On the Shellfishing page you will find links to shellfish harvest areas and limits, shellfish safety and emergency closures and more. To learn about some of the shellfish species (Atlantic bay scallop, surfclam, Eastern oyster and hard clam) found in New York visit the Marine Life page.
This program administers the state's Tidal Wetland Act which involves the review of proposed activities which may impact tidal wetlands. This may include construction of buildings, dredging, and filling activities. This program also administers the State's Protection of Waters and federal Clean Water Act Section 401 Water Quality Certification permit programs. This typically involves dredging and filling activities (including dredged material disposal) within the wetlands and marine waters of the state. Marine Habitat Protection also provides technical assistance to other regulatory programs like the Oil Spill Unit and Solid and Hazardous Materials to help prevent and correct adverse impacts on the marine environment.

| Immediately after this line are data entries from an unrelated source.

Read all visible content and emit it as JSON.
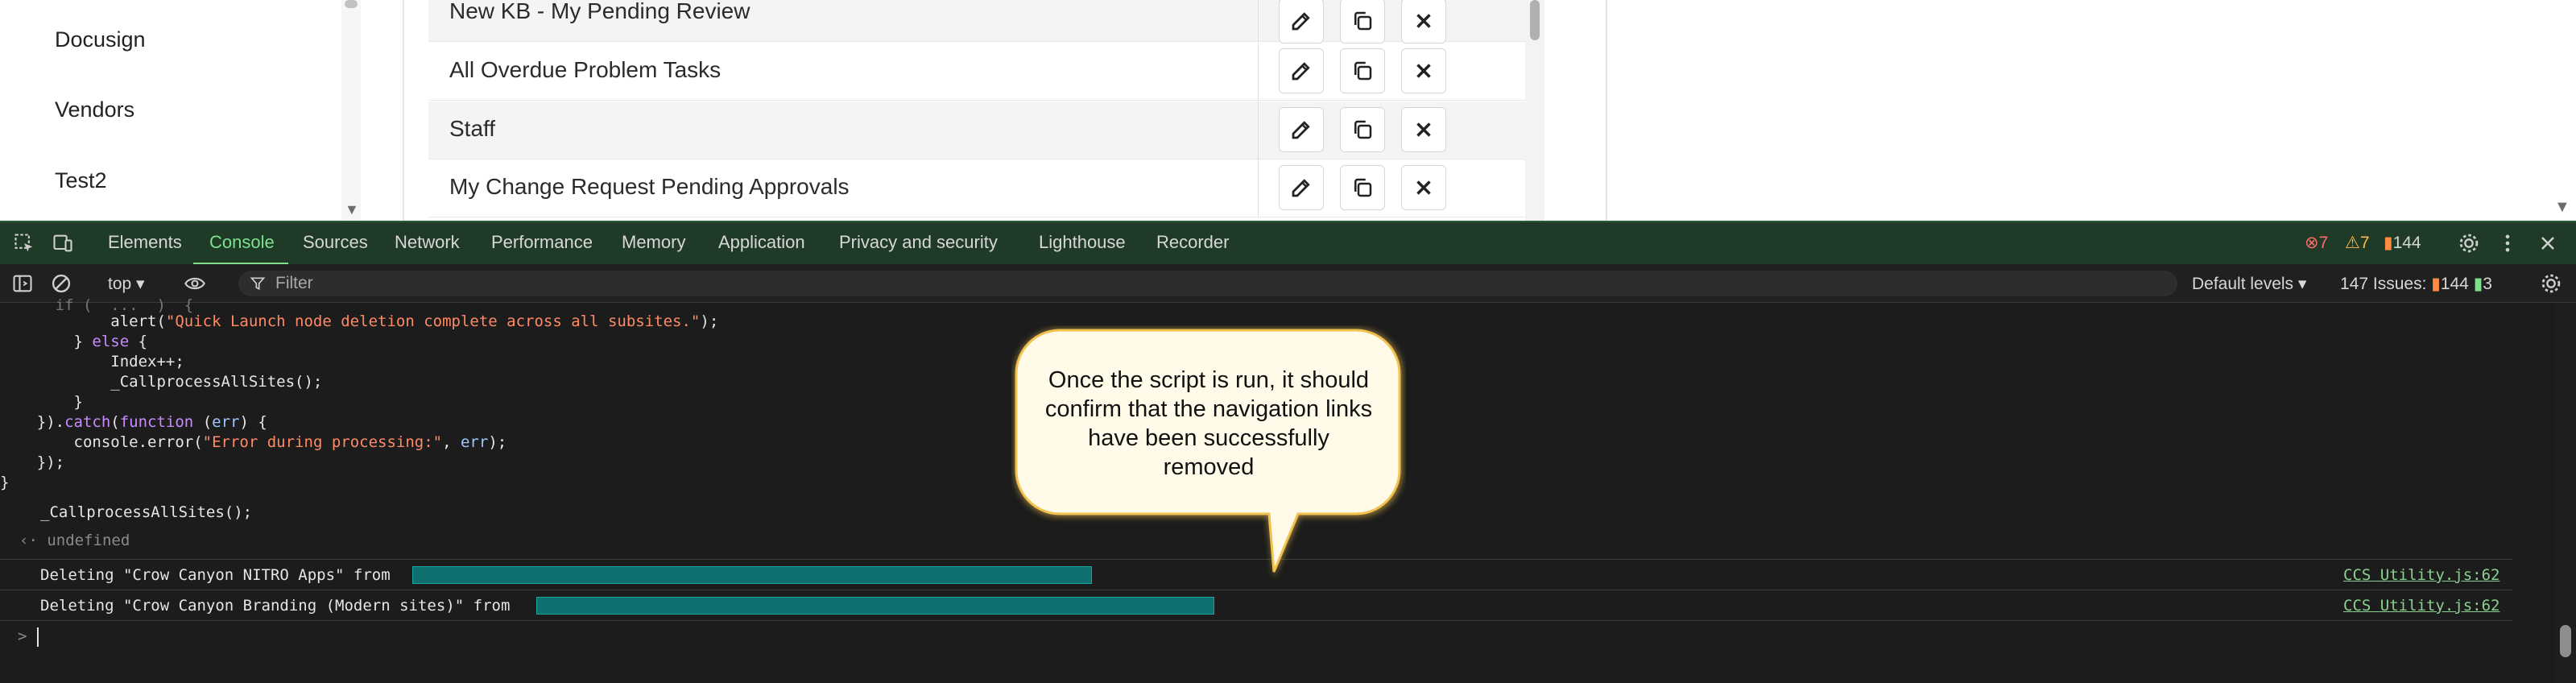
{
  "left_nav": {
    "items": [
      "Docusign",
      "Vendors",
      "Test2"
    ]
  },
  "grid": {
    "rows": [
      {
        "label": "New KB - My Pending Review"
      },
      {
        "label": "All Overdue Problem Tasks"
      },
      {
        "label": "Staff"
      },
      {
        "label": "My Change Request Pending Approvals"
      }
    ],
    "actions": [
      "edit-icon",
      "copy-icon",
      "close-icon"
    ]
  },
  "devtools": {
    "tabs": [
      "Elements",
      "Console",
      "Sources",
      "Network",
      "Performance",
      "Memory",
      "Application",
      "Privacy and security",
      "Lighthouse",
      "Recorder"
    ],
    "active_tab": "Console",
    "badges": {
      "errors": "7",
      "warnings": "7",
      "issues": "144"
    },
    "toolbar": {
      "context": "top",
      "filter_placeholder": "Filter",
      "levels": "Default levels",
      "issues_label": "147 Issues:",
      "issues_err": "144",
      "issues_msg": "3"
    },
    "code_lines": [
      "            alert(\"Quick Launch node deletion complete across all subsites.\");",
      "        } else {",
      "            Index++;",
      "            _CallprocessAllSites();",
      "        }",
      "    }).catch(function (err) {",
      "        console.error(\"Error during processing:\", err);",
      "    });",
      "}",
      "_CallprocessAllSites();"
    ],
    "return_value": "undefined",
    "messages": [
      {
        "text": "Deleting \"Crow Canyon NITRO Apps\" from",
        "source": "CCS Utility.js:62"
      },
      {
        "text": "Deleting \"Crow Canyon Branding (Modern sites)\" from",
        "source": "CCS Utility.js:62"
      }
    ],
    "prompt": ">"
  },
  "callout": {
    "text": "Once the script is run, it should confirm that the navigation links have been successfully removed",
    "fill": "#fffbe8",
    "border": "#f2c14e"
  },
  "colors": {
    "active_tab": "#7ee08e",
    "tabbar_bg": "#1f3a26",
    "string": "#ff8a65",
    "keyword": "#c98bff"
  }
}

Another important aspect of this program is participation efforts to restore and manage the states estuaries, including the National Estuary program which is carried out in cooperation with other states, local governments and the U.S. Environmental Protection Agency. Estuary management programs are cooperative efforts to assess adverse environmental impacts to estuarine ecosystems and to formulate and implement management plans to restore and enhance estuarine water quality and ecosystem health. Areas included in these management programs are Long Island Sound, Peconic Bays, Hudson River, New York/New Jersey Harbor, and Long Island's south shore bays.

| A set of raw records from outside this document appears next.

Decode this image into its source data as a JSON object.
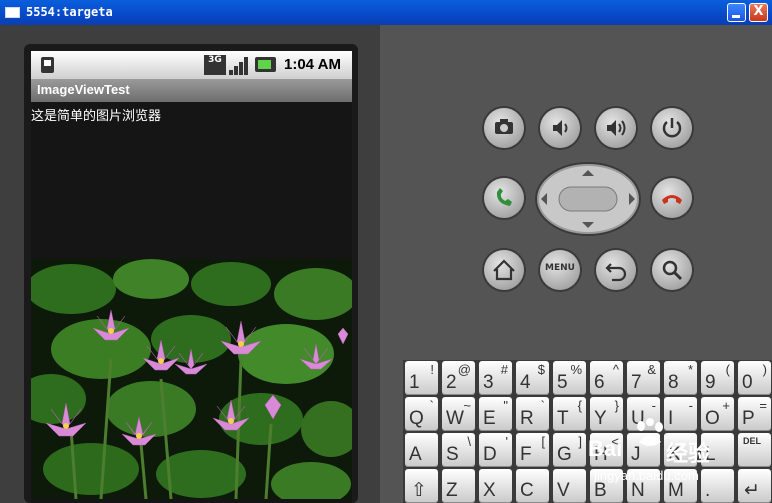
{
  "window": {
    "title": "5554:targeta",
    "close_glyph": "X"
  },
  "phone": {
    "status_bar": {
      "network": "3G",
      "time": "1:04 AM"
    },
    "app_title": "ImageViewTest",
    "message": "这是简单的图片浏览器",
    "image_subject": "pink water lilies among green lily pads"
  },
  "hardware_buttons": {
    "menu_label": "MENU",
    "icons": [
      "camera-icon",
      "volume-down-icon",
      "volume-up-icon",
      "power-icon",
      "call-icon",
      "end-call-icon",
      "home-icon",
      "menu-icon",
      "back-icon",
      "search-icon"
    ]
  },
  "keyboard": {
    "row1": [
      {
        "main": "1",
        "alt": "!"
      },
      {
        "main": "2",
        "alt": "@"
      },
      {
        "main": "3",
        "alt": "#"
      },
      {
        "main": "4",
        "alt": "$"
      },
      {
        "main": "5",
        "alt": "%"
      },
      {
        "main": "6",
        "alt": "^"
      },
      {
        "main": "7",
        "alt": "&"
      },
      {
        "main": "8",
        "alt": "*"
      },
      {
        "main": "9",
        "alt": "("
      },
      {
        "main": "0",
        "alt": ")"
      }
    ],
    "row2": [
      {
        "main": "Q",
        "alt": "`"
      },
      {
        "main": "W",
        "alt": "~"
      },
      {
        "main": "E",
        "alt": "\""
      },
      {
        "main": "R",
        "alt": "`"
      },
      {
        "main": "T",
        "alt": "{"
      },
      {
        "main": "Y",
        "alt": "}"
      },
      {
        "main": "U",
        "alt": "-"
      },
      {
        "main": "I",
        "alt": "-"
      },
      {
        "main": "O",
        "alt": "+"
      },
      {
        "main": "P",
        "alt": "="
      }
    ],
    "row3": [
      {
        "main": "A",
        "alt": ""
      },
      {
        "main": "S",
        "alt": "\\"
      },
      {
        "main": "D",
        "alt": "'"
      },
      {
        "main": "F",
        "alt": "["
      },
      {
        "main": "G",
        "alt": "]"
      },
      {
        "main": "H",
        "alt": "<"
      },
      {
        "main": "J",
        "alt": ""
      },
      {
        "main": "K",
        "alt": ""
      },
      {
        "main": "L",
        "alt": ""
      },
      {
        "main": "DEL",
        "alt": ""
      }
    ],
    "row4": [
      {
        "main": "⇧",
        "alt": ""
      },
      {
        "main": "Z",
        "alt": ""
      },
      {
        "main": "X",
        "alt": ""
      },
      {
        "main": "C",
        "alt": ""
      },
      {
        "main": "V",
        "alt": ""
      },
      {
        "main": "B",
        "alt": ""
      },
      {
        "main": "N",
        "alt": ""
      },
      {
        "main": "M",
        "alt": ""
      },
      {
        "main": ".",
        "alt": ""
      },
      {
        "main": "↵",
        "alt": ""
      }
    ]
  },
  "watermark": {
    "brand": "Bai",
    "brand_cn": "经验",
    "url": "jingyan.baidu.com"
  },
  "colors": {
    "titlebar": "#0849c8",
    "call_green": "#2f8f3a",
    "end_red": "#c8321f"
  }
}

The Marine Habitat Protection program is also responsible for managing and inventorying the State's marine habitats. Ongoing activities include trend analysis of tidal wetland gains and losses since the Tidal Wetland Act was passed in 1974, which is conducted using a computer-based geographic information system; and a first time inventory and mapping of marine habitats of the Hudson River from the Tappan Zee bridge north to the Troy Dam.
Direction, 631 444-0430
Marine Enforcement Unit, 631 444-0460
Finfish & Crustaceans, 631 444-0435
Marine Habitat Protection, 631 444-0455
Shellfisheries, 631 444-0492
Marine Fisheries Permits, 631 444-0471
Emergency Shellfish Closures Hotline, 631 444-0480
The mission of the Bureau of Marine Resources is to manage and maintain the state's living marine, estuarine and anadromous resources, and to protect and enhance the habitat upon which these resources depend, in order to assure that diverse and self-sustaining populations of these resources are available for future generations.
Consistent with such stewardship, and in recognition of the intrinsic value of productive marine ecosystems, the Bureau will manage the state's living marine, estuarine and anadromous resources to achieve optimum benefit by providing for the broadest range of uses including commercial and recreational harvest, human consumption, natural forage and observation and appreciation.

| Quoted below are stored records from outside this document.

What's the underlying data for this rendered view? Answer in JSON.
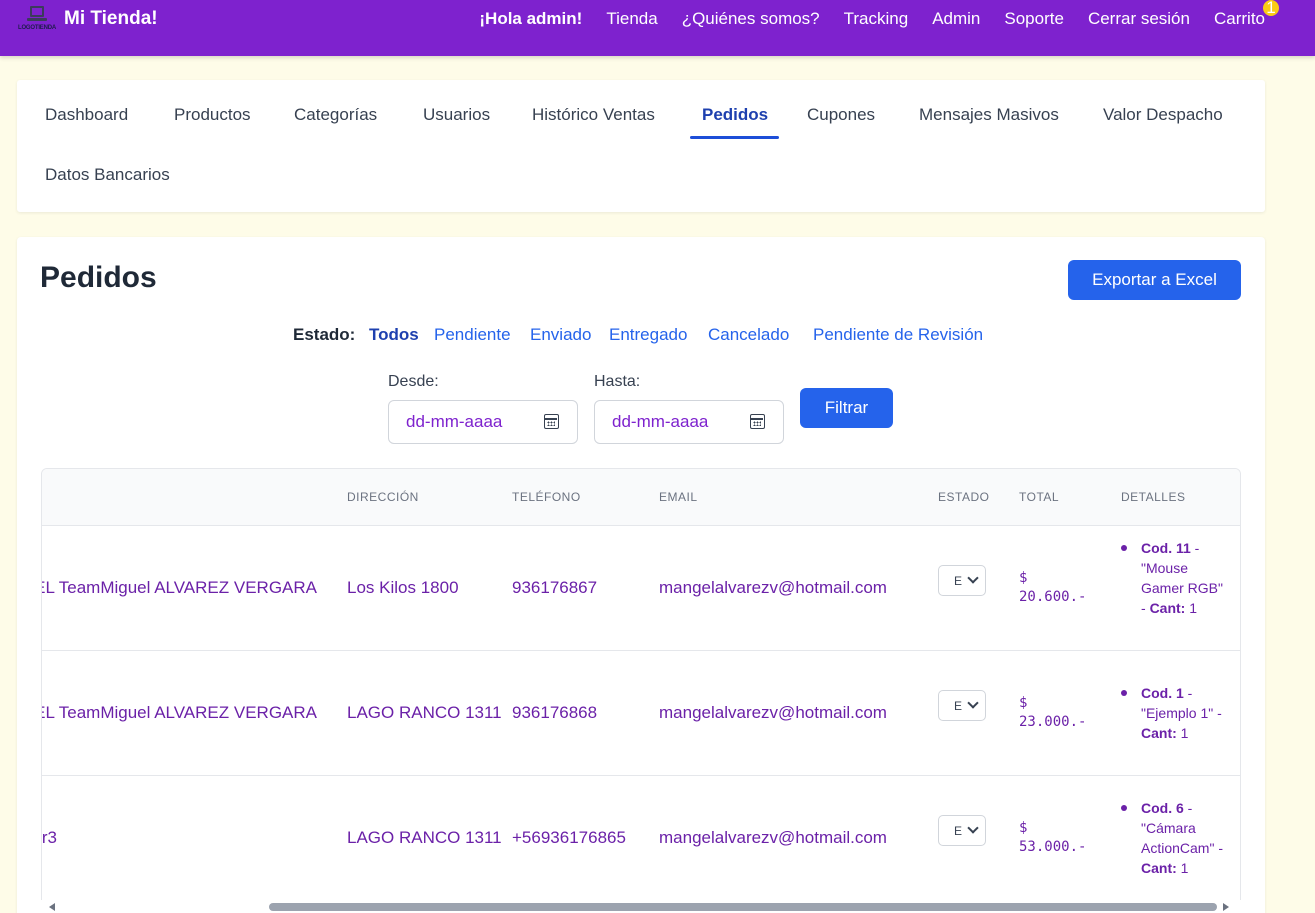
{
  "navbar": {
    "logo_text": "LOGOTIENDA",
    "brand": "Mi Tienda!",
    "links": [
      "¡Hola admin!",
      "Tienda",
      "¿Quiénes somos?",
      "Tracking",
      "Admin",
      "Soporte",
      "Cerrar sesión",
      "Carrito"
    ],
    "cart_count": "1",
    "color": "#7e22ce"
  },
  "tabs": [
    "Dashboard",
    "Productos",
    "Categorías",
    "Usuarios",
    "Histórico Ventas",
    "Pedidos",
    "Cupones",
    "Mensajes Masivos",
    "Valor Despacho",
    "Datos Bancarios"
  ],
  "active_tab": "Pedidos",
  "page": {
    "title": "Pedidos",
    "export_button": "Exportar a Excel"
  },
  "filters": {
    "estado_label": "Estado:",
    "options": [
      "Todos",
      "Pendiente",
      "Enviado",
      "Entregado",
      "Cancelado",
      "Pendiente de Revisión"
    ],
    "active": "Todos",
    "desde_label": "Desde:",
    "hasta_label": "Hasta:",
    "date_placeholder": "dd-mm-aaaa",
    "filter_button": "Filtrar"
  },
  "table": {
    "headers": [
      "DIRECCIÓN",
      "TELÉFONO",
      "EMAIL",
      "ESTADO",
      "TOTAL",
      "DETALLES"
    ],
    "rows": [
      {
        "name": "GEL TeamMiguel ALVAREZ VERGARA",
        "address": "Los Kilos 1800",
        "phone": "936176867",
        "email": "mangelalvarezv@hotmail.com",
        "estado": "E",
        "total": "$\n20.600.-",
        "detail_code": "Cod. 11",
        "detail_text": " - \"Mouse Gamer RGB\" - ",
        "detail_qty_label": "Cant:",
        "detail_qty": " 1"
      },
      {
        "name": "GEL TeamMiguel ALVAREZ VERGARA",
        "address": "LAGO RANCO 1311",
        "phone": "936176868",
        "email": "mangelalvarezv@hotmail.com",
        "estado": "E",
        "total": "$\n23.000.-",
        "detail_code": "Cod. 1",
        "detail_text": " - \"Ejemplo 1\" - ",
        "detail_qty_label": "Cant:",
        "detail_qty": " 1"
      },
      {
        "name": "r3",
        "address": "LAGO RANCO 1311",
        "phone": "+56936176865",
        "email": "mangelalvarezv@hotmail.com",
        "estado": "E",
        "total": "$\n53.000.-",
        "detail_code": "Cod. 6",
        "detail_text": " - \"Cámara ActionCam\" - ",
        "detail_qty_label": "Cant:",
        "detail_qty": " 1"
      }
    ]
  }
}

Optimizing benefit may include:
- managing, restoring and enhancing indigenous marine, estuarine and anadromous resources and their habitats;
- regulating the harvest of these resources to optimize yield;
- assuring that living marine, estuarine and anadromous resources available for harvest and human consumption meet public health guidelines;
- providing enhanced public access to waters of the marine and coastal district; and
- promoting public awareness of the value and benefits of diverse and productive marine, estuarine and anadromous resources and habitats and the function of resource management in securing such value and benefits.